Ethylene is a crucial phytohormone regulating plant development and stress responses. In the absence of ethylene, the kinase Constitutive Triple Response 1 (CTR1) phosphorylates Ethylene Insensitive 2 (EIN2), leading to its degradation and repression of ethylene signaling. Ethylene binding inactivates CTR1, allowing EIN2 to translocate into the nucleus and activate ethylene-responsive genes. While CTR1 was traditionally thought to be restricted to the endoplasmic reticulum (ER), recent evidence indicates its translocation to the nucleus, where it stabilizes EIN3 and enhances ethylene signaling.

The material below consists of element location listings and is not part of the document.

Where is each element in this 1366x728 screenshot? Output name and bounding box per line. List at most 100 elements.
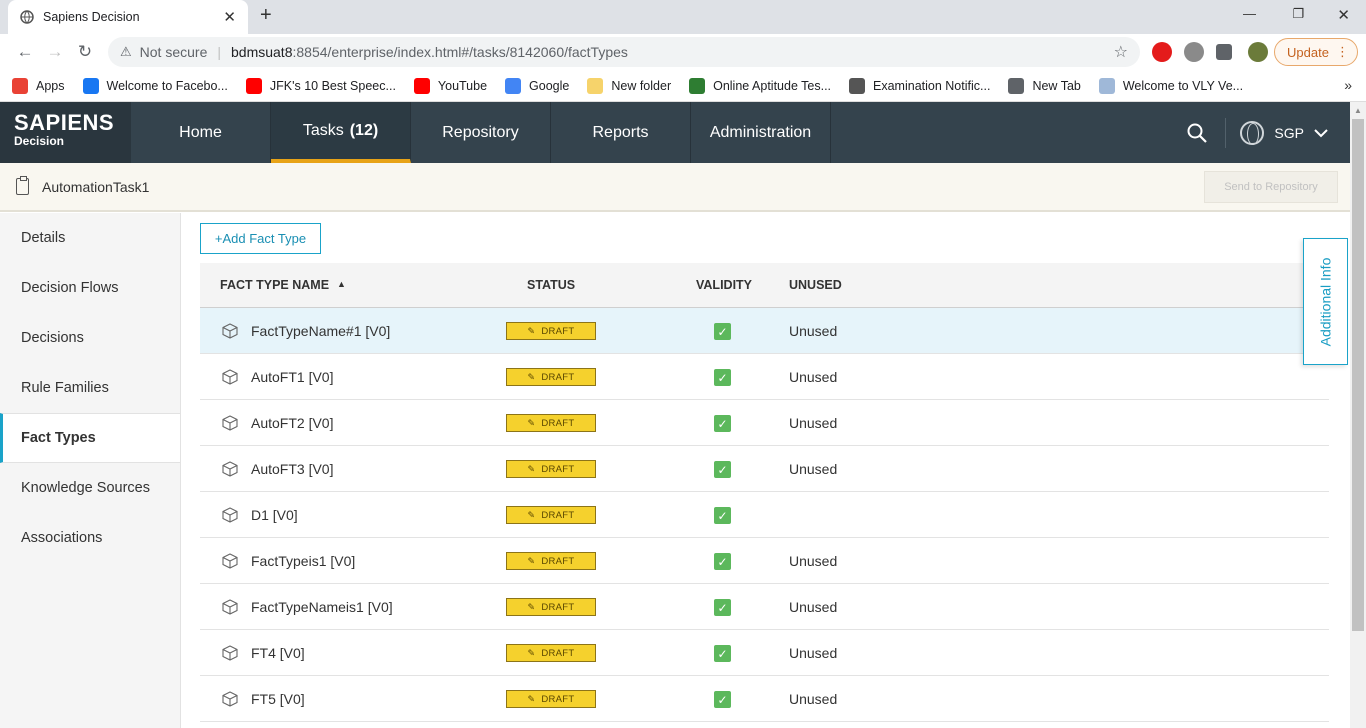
nav-repository[interactable]: Repository: [411, 102, 551, 163]
globe-icon[interactable]: [1240, 120, 1265, 145]
url-field[interactable]: ⚠ Not secure | bdmsuat8 :8854/enterprise…: [108, 37, 1140, 67]
extension-icon[interactable]: [1184, 42, 1204, 62]
fact-type-name[interactable]: FT4 [V0]: [251, 645, 305, 661]
table-row[interactable]: AutoFT2 [V0] ✎ DRAFT ✓ Unused: [200, 400, 1329, 446]
column-header-validity[interactable]: VALIDITY: [696, 278, 752, 292]
bookmark-label: Welcome to VLY Ve...: [1122, 78, 1244, 93]
send-to-repository-button[interactable]: Send to Repository: [1204, 171, 1338, 203]
google-icon: [505, 77, 522, 94]
fact-types-table: FACT TYPE NAME ▲ STATUS VALIDITY UNUSED F…: [200, 263, 1329, 722]
forward-icon[interactable]: →: [40, 42, 70, 62]
fact-type-name[interactable]: FactTypeNameis1 [V0]: [251, 599, 393, 615]
close-window-icon[interactable]: ✕: [1337, 6, 1350, 24]
status-label: DRAFT: [541, 555, 575, 567]
column-header-name[interactable]: FACT TYPE NAME ▲: [220, 278, 346, 292]
browser-tab[interactable]: Sapiens Decision ✕: [8, 0, 248, 34]
table-row[interactable]: FactTypeNameis1 [V0] ✎ DRAFT ✓ Unused: [200, 584, 1329, 630]
column-header-status[interactable]: STATUS: [527, 278, 575, 292]
bookmark-item[interactable]: Online Aptitude Tes...: [689, 77, 831, 94]
sidebar-item-decision-flows[interactable]: Decision Flows: [0, 263, 180, 313]
bookmark-item[interactable]: New folder: [587, 77, 672, 94]
table-row[interactable]: FT4 [V0] ✎ DRAFT ✓ Unused: [200, 630, 1329, 676]
sidebar-item-details[interactable]: Details: [0, 213, 180, 263]
status-label: DRAFT: [541, 601, 575, 613]
sidebar-item-rule-families[interactable]: Rule Families: [0, 363, 180, 413]
bookmark-item[interactable]: Examination Notific...: [849, 77, 990, 94]
palm-tree-icon: [689, 77, 706, 94]
edit-icon: ✎: [527, 647, 536, 658]
table-row[interactable]: D1 [V0] ✎ DRAFT ✓: [200, 492, 1329, 538]
more-bookmarks-icon[interactable]: »: [1344, 77, 1352, 93]
url-divider: |: [217, 44, 221, 60]
bookmark-star-icon[interactable]: ☆: [1114, 42, 1128, 62]
bookmark-item[interactable]: Welcome to Facebo...: [82, 77, 228, 94]
sidebar-item-decisions[interactable]: Decisions: [0, 313, 180, 363]
bookmark-label: New folder: [611, 78, 672, 93]
back-icon[interactable]: ←: [10, 42, 40, 62]
chevron-down-icon[interactable]: [1314, 128, 1328, 138]
table-row[interactable]: AutoFT1 [V0] ✎ DRAFT ✓ Unused: [200, 354, 1329, 400]
update-button[interactable]: Update ⋮: [1274, 38, 1358, 66]
fact-type-name[interactable]: D1 [V0]: [251, 507, 298, 523]
sidebar-item-knowledge-sources[interactable]: Knowledge Sources: [0, 463, 180, 513]
reload-icon[interactable]: ↻: [70, 42, 100, 62]
status-badge: ✎ DRAFT: [506, 368, 596, 386]
bookmark-item[interactable]: YouTube: [413, 77, 487, 94]
warning-icon[interactable]: ⚠: [120, 44, 132, 60]
restore-icon[interactable]: ❐: [1292, 6, 1304, 22]
scrollbar-thumb[interactable]: [1352, 119, 1364, 631]
table-row[interactable]: FT5 [V0] ✎ DRAFT ✓ Unused: [200, 676, 1329, 722]
status-label: DRAFT: [541, 417, 575, 429]
valid-check-icon: ✓: [714, 461, 731, 478]
puzzle-icon[interactable]: [1216, 44, 1232, 60]
table-row[interactable]: AutoFT3 [V0] ✎ DRAFT ✓ Unused: [200, 446, 1329, 492]
fact-type-name[interactable]: AutoFT2 [V0]: [251, 415, 333, 431]
region-label[interactable]: SGP: [1274, 125, 1304, 141]
facebook-icon: [82, 77, 99, 94]
unused-value: Unused: [789, 461, 838, 477]
sort-asc-icon[interactable]: ▲: [337, 279, 346, 289]
cube-icon: [222, 507, 238, 523]
nav-administration[interactable]: Administration: [691, 102, 831, 163]
valid-check-icon: ✓: [714, 323, 731, 340]
additional-info-tab[interactable]: Additional Info: [1303, 238, 1348, 365]
nav-reports[interactable]: Reports: [551, 102, 691, 163]
nav-administration-label: Administration: [709, 123, 812, 141]
sidebar-item-label: Details: [21, 229, 66, 246]
bookmark-item[interactable]: New Tab: [1008, 77, 1081, 94]
sapiens-logo[interactable]: SAPIENS Decision: [0, 102, 131, 163]
status-label: DRAFT: [541, 371, 575, 383]
close-tab-icon[interactable]: ✕: [223, 8, 236, 26]
page-scrollbar[interactable]: ▲: [1350, 102, 1366, 728]
bookmark-item[interactable]: Welcome to VLY Ve...: [1098, 77, 1244, 94]
add-fact-type-button[interactable]: +Add Fact Type: [200, 223, 321, 254]
minimize-icon[interactable]: —: [1243, 6, 1256, 21]
table-row[interactable]: FactTypeis1 [V0] ✎ DRAFT ✓ Unused: [200, 538, 1329, 584]
nav-tasks[interactable]: Tasks (12): [271, 102, 411, 163]
sidebar-item-fact-types[interactable]: Fact Types: [0, 413, 180, 463]
status-badge: ✎ DRAFT: [506, 506, 596, 524]
profile-avatar[interactable]: [1248, 42, 1268, 62]
emblem-icon: [849, 77, 866, 94]
sidebar-item-associations[interactable]: Associations: [0, 513, 180, 563]
bookmark-item[interactable]: JFK's 10 Best Speec...: [245, 77, 396, 94]
edit-icon: ✎: [527, 417, 536, 428]
new-tab-icon[interactable]: +: [260, 4, 272, 27]
opera-extension-icon[interactable]: [1152, 42, 1172, 62]
search-icon[interactable]: [1187, 123, 1208, 143]
nav-home[interactable]: Home: [131, 102, 271, 163]
tasks-count: (12): [349, 121, 379, 139]
bookmark-item[interactable]: Apps: [12, 77, 65, 94]
bookmark-item[interactable]: Google: [505, 77, 569, 94]
fact-type-name[interactable]: FT5 [V0]: [251, 691, 305, 707]
url-path: :8854/enterprise/index.html#/tasks/81420…: [292, 44, 628, 60]
fact-type-name[interactable]: FactTypeName#1 [V0]: [251, 323, 390, 339]
column-header-unused[interactable]: UNUSED: [789, 278, 842, 292]
fact-type-name[interactable]: FactTypeis1 [V0]: [251, 553, 355, 569]
fact-type-name[interactable]: AutoFT3 [V0]: [251, 461, 333, 477]
sidebar-item-label: Rule Families: [21, 379, 109, 396]
table-row[interactable]: FactTypeName#1 [V0] ✎ DRAFT ✓ Unused: [200, 308, 1329, 354]
tab-title: Sapiens Decision: [43, 10, 140, 24]
scroll-up-icon[interactable]: ▲: [1354, 106, 1362, 115]
fact-type-name[interactable]: AutoFT1 [V0]: [251, 369, 333, 385]
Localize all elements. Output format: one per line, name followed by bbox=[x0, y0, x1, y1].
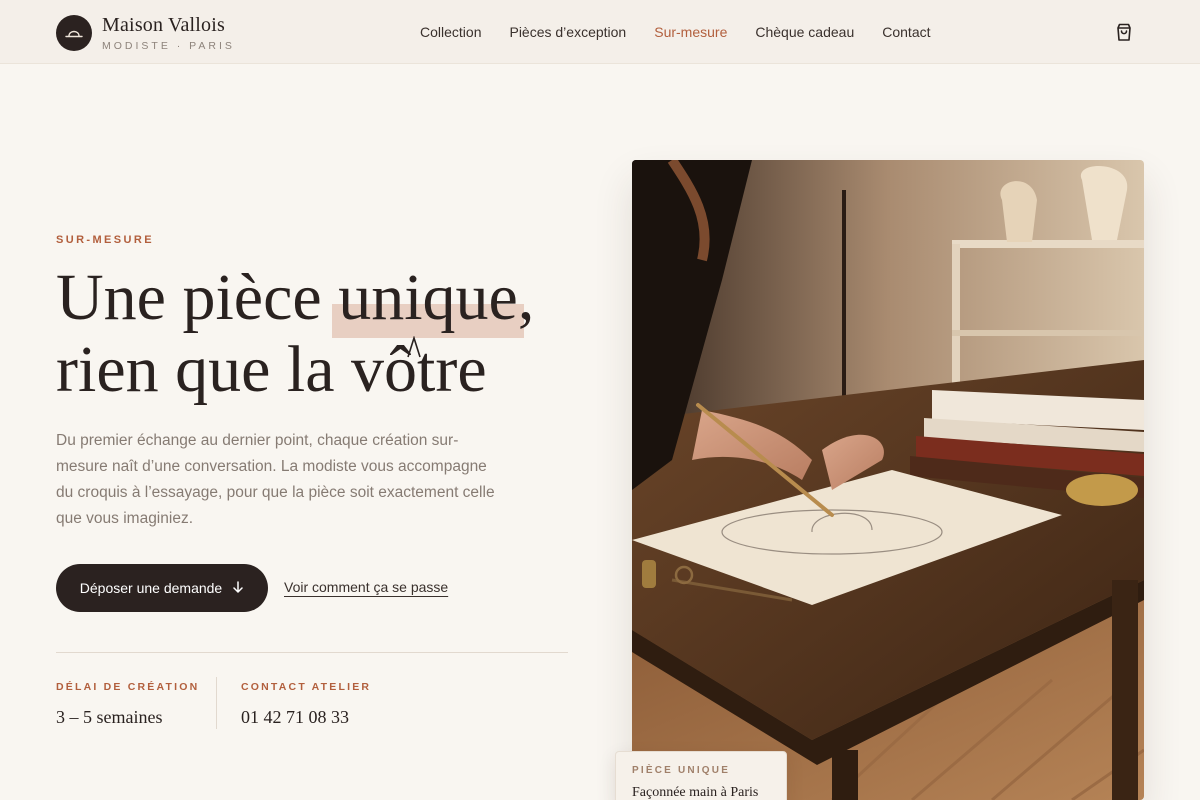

To further elucidate the diverse roles of CTR1, we employed TurboID-based proximity labeling and mass spectrometry in Nicotiana benthamiana, identifying its proximal proteome. This analysis revealed interactions not only with core ethylene receptor Ethylene Response 1 (ETR1) but also with proteins linked to mitochondrial respiration, mRNA metabolism, and organelle biogenesis, suggesting broader cellular functions for CTR1.

Beyond ethylene signaling, we uncovered a novel role for CTR1 in chloroplast biogenesis. Independently of ethylene, CTR1 phosphorylates Toc33, a key component of the TOC (Translocon at the Outer Envelope of Chloroplasts) complex, which facilitates the import of nuclear-encoded photosynthetic proteins. Phosphorylation by CTR1 stabilizes Toc33 by preventing its ubiquitination-mediated degradation. Loss of this regulation disrupts photosynthetic protein import, compromising chloroplast structure and organelle development.

Our findings establish CTR1 as a multifunctional kinase that operates beyond ethylene signaling to regulate essential cellular processes. Its role in chloroplast biogenesis, independent of ethylene, highlights a previously unrecognized function in organelle development. This expanded regulatory scope underscores CTR1’s broader significance in plant physiology, revealing new layers of control in cellular and developmental processes.